Various in-office treatments incorporate growth factors to bring about hair growth. These include platelet-rich plasma (PRP) injections, which involve drawing your blood and spinning it out to extract platelets (a component of blood involved in wound healing) and growth factors before re-injecting the substance. Platelet-rich fibrin (PRF) injections are similar but spun at a lower speed, which results in a higher concentration of platelets.
A third option is a treatment called Keralase where the practitioner creates little tiny holes in the surface of the scalp and then applies various growth factors to help reverse that thinning process and thicken the diameter of those hair shafts once again,” says Dr. Ziering.
Low-level laser therapy devices emit red light, which may stimulate the growth phase in follicles that have entered the resting stage of the hair growth cycle, prolong the growth phase, and prevent premature entry into the shedding phase. You can try an in-office treatment or look into a laser comb or cap to use at home.

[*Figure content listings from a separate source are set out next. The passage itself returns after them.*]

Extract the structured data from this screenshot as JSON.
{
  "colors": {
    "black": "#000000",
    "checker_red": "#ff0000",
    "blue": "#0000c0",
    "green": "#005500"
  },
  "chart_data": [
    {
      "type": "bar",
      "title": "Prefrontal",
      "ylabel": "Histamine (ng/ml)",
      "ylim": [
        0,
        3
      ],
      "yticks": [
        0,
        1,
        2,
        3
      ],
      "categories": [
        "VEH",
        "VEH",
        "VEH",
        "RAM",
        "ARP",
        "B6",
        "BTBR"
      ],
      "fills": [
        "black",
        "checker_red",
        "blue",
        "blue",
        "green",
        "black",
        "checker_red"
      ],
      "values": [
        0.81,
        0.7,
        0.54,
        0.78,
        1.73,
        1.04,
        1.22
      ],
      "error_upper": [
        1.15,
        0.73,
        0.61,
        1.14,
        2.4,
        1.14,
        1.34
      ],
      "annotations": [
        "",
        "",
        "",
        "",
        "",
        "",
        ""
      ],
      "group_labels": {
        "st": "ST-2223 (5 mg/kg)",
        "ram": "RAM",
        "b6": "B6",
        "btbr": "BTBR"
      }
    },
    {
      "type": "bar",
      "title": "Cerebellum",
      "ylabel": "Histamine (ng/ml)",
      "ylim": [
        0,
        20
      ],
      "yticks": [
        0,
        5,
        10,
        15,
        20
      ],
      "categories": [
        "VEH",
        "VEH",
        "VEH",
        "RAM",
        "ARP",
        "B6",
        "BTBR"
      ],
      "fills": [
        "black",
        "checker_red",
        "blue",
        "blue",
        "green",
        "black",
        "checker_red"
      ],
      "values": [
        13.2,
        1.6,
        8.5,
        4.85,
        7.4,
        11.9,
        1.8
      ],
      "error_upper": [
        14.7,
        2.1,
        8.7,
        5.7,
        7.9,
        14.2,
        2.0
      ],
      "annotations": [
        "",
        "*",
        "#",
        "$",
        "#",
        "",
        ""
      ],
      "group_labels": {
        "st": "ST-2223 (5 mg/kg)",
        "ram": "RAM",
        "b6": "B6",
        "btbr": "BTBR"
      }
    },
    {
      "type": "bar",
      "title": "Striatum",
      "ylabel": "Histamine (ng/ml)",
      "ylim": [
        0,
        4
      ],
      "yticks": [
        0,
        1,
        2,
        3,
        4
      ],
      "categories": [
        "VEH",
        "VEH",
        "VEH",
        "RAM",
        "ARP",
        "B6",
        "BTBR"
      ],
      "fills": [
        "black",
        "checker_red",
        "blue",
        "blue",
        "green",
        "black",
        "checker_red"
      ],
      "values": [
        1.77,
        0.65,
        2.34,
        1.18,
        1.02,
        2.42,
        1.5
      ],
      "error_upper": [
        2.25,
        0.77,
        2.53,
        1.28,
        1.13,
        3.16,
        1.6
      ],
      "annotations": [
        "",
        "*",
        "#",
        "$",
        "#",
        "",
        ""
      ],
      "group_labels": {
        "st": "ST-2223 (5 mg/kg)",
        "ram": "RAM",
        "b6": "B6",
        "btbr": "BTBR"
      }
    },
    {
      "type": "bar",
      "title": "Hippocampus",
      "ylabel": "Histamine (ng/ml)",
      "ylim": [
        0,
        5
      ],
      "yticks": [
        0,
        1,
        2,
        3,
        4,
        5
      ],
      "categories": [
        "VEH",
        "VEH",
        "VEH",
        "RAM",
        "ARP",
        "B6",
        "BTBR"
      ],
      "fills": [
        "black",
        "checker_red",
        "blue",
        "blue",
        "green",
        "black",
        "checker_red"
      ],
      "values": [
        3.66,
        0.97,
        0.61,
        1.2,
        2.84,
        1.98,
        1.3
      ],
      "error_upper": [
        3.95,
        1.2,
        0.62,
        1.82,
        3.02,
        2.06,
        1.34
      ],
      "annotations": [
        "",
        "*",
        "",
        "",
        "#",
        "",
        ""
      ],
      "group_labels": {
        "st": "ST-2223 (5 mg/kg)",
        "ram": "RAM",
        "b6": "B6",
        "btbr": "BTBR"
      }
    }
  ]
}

When hair thinning results from nutritional deficiencies, consuming more of these nutrients through food or supplements may solve the issue. Protein, iron, and folic acid are some of the most important nutrients for healthy hair growth, says Dr. Ziering. (
Unfortunately, if you have bald spots with absolutely zero growth, it's less likely (though not completely out of the question) that you'll be able to reignite growth with the above solutions, says Dr. Ziering. If you're hoping to add hair back to the area, a hair transplant may be your best option.
In a perfect world, a universal solution would trigger weed-like hair growth in anyone disappointed by thinning. While that's not a reality (yet), there are several routes you can explore that may help restore your hair to its former glory.